Would I develop an induced form of Attention Deficit Disorder? Would my brain eventually stop thinking
altogether? Was I creating Alzheimer’s
in myself? All those uncontrollable interruptions of young motherhood were coming at me from every angle . . . I felt them in the brain, saw the break, experienced
it, heard the sharp snip-snap, and I
worried about it. I often said, “I just
want to complete one sentence in my brain . . . without interruption.” I wanted to write books full of sentences
someday. What was to become of me?
Brain synapse, "the connector" |
My fear – or hunch – has been corroborated. In the New York Times last Sunday I read an
article called “Brain, Interrupted” which studied, not mothers, but regular people, subjecting them to interruptions (only two! what a joke) while requiring them to perform a simple task of
reading something and answering questions about it. The Interrupted Group scored 20 percent lower
than the Control Group. “In other
words, the distraction of an interruption, combined with the brain drain of
preparing for that interruption, made our test takers 20 percent dumber,” the
article says.
The High Alert Group was warned there might be an
interruption, but the interruption never came.
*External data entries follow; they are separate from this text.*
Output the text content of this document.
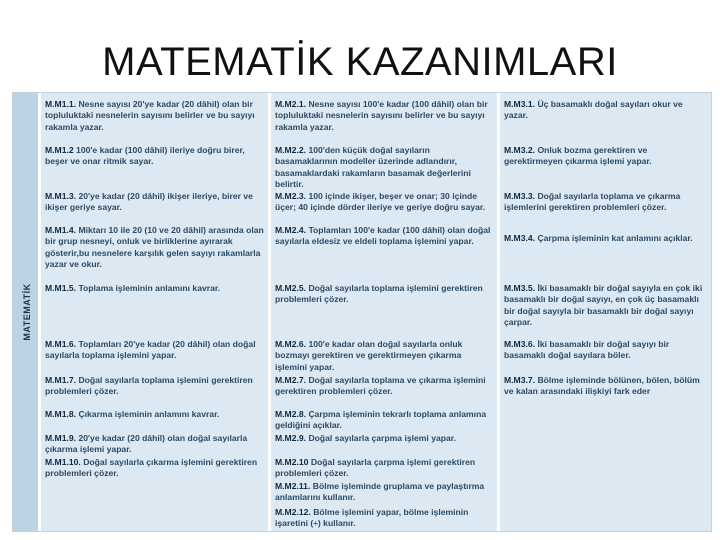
MATEMATİK KAZANIMLARI
MATEMATİK

M.M1.1. Nesne sayısı 20'ye kadar (20 dâhil) olan bir topluluktaki nesnelerin sayısını belirler ve bu sayıyı rakamla yazar.

M.M1.2 100'e kadar (100 dâhil) ileriye doğru birer, beşer ve onar ritmik sayar.

M.M1.3. 20'ye kadar (20 dâhil) ikişer ileriye, birer ve ikişer geriye sayar.

M.M1.4. Miktarı 10 ile 20 (10 ve 20 dâhil) arasında olan bir grup nesneyi, onluk ve birliklerine ayırarak gösterir,bu nesnelere karşılık gelen sayıyı rakamlarla yazar ve okur.

M.M1.5. Toplama işleminin anlamını kavrar.

M.M1.6. Toplamları 20'ye kadar (20 dâhil) olan doğal sayılarla toplama işlemini yapar.

M.M1.7. Doğal sayılarla toplama işlemini gerektiren problemleri çözer.

M.M1.8. Çıkarma işleminin anlamını kavrar.

M.M1.9. 20'ye kadar (20 dâhil) olan doğal sayılarla çıkarma işlemi yapar.

M.M1.10. Doğal sayılarla çıkarma işlemini gerektiren problemleri çözer.

M.M2.1. Nesne sayısı 100'e kadar (100 dâhil) olan bir topluluktaki nesnelerin sayısını belirler ve bu sayıyı rakamla yazar.

M.M2.2. 100'den küçük doğal sayıların basamaklarının modeller üzerinde adlandırır, basamaklardaki rakamların basamak değerlerini belirtir.

M.M2.3. 100 içinde ikişer, beşer ve onar; 30 içinde üçer; 40 içinde dörder ileriye ve geriye doğru sayar.

M.M2.4. Toplamları 100'e kadar (100 dâhil) olan doğal sayılarla eldesiz ve eldeli toplama işlemini yapar.

M.M2.5. Doğal sayılarla toplama işlemini gerektiren problemleri çözer.

M.M2.6. 100'e kadar olan doğal sayılarla onluk bozmayı gerektiren ve gerektirmeyen çıkarma işlemini yapar.

M.M2.7. Doğal sayılarla toplama ve çıkarma işlemini gerektiren problemleri çözer.

M.M2.8. Çarpma işleminin tekrarlı toplama anlamına geldiğini açıklar.

M.M2.9. Doğal sayılarla çarpma işlemi yapar.

M.M2.10 Doğal sayılarla çarpma işlemi gerektiren problemleri çözer.

M.M2.11. Bölme işleminde gruplama ve paylaştırma anlamlarını kullanır.

M.M2.12. Bölme işlemini yapar, bölme işleminin işaretini (÷) kullanır.

M.M3.1. Üç basamaklı doğal sayıları okur ve yazar.

M.M3.2. Onluk bozma gerektiren ve gerektirmeyen çıkarma işlemi yapar.

M.M3.3. Doğal sayılarla toplama ve çıkarma işlemlerini gerektiren problemleri çözer.

M.M3.4. Çarpma işleminin kat anlamını açıklar.

M.M3.5. İki basamaklı bir doğal sayıyla en çok iki basamaklı bir doğal sayıyı, en çok üç basamaklı bir doğal sayıyla bir basamaklı bir doğal sayıyı çarpar.

M.M3.6. İki basamaklı bir doğal sayıyı bir basamaklı doğal sayılara böler.

M.M3.7. Bölme işleminde bölünen, bölen, bölüm ve kalan arasındaki ilişkiyi fark eder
Unbelievably, this group improved by 43 percent over the Control
Group. This surprise finding suggests
that participants learned from their experience, and their brains adapted. “Somehow, it seems, they marshaled extra
brain power to steel themselves against interruption, or perhaps the potential
for interruptions served as a kind of deadline that helped them focus even
better.”
Nowhere in the article does it mention snip-snapped synapses
or spaghetti bowl brains – but I had the vision (for I am prone to such things), and I know this is what happens.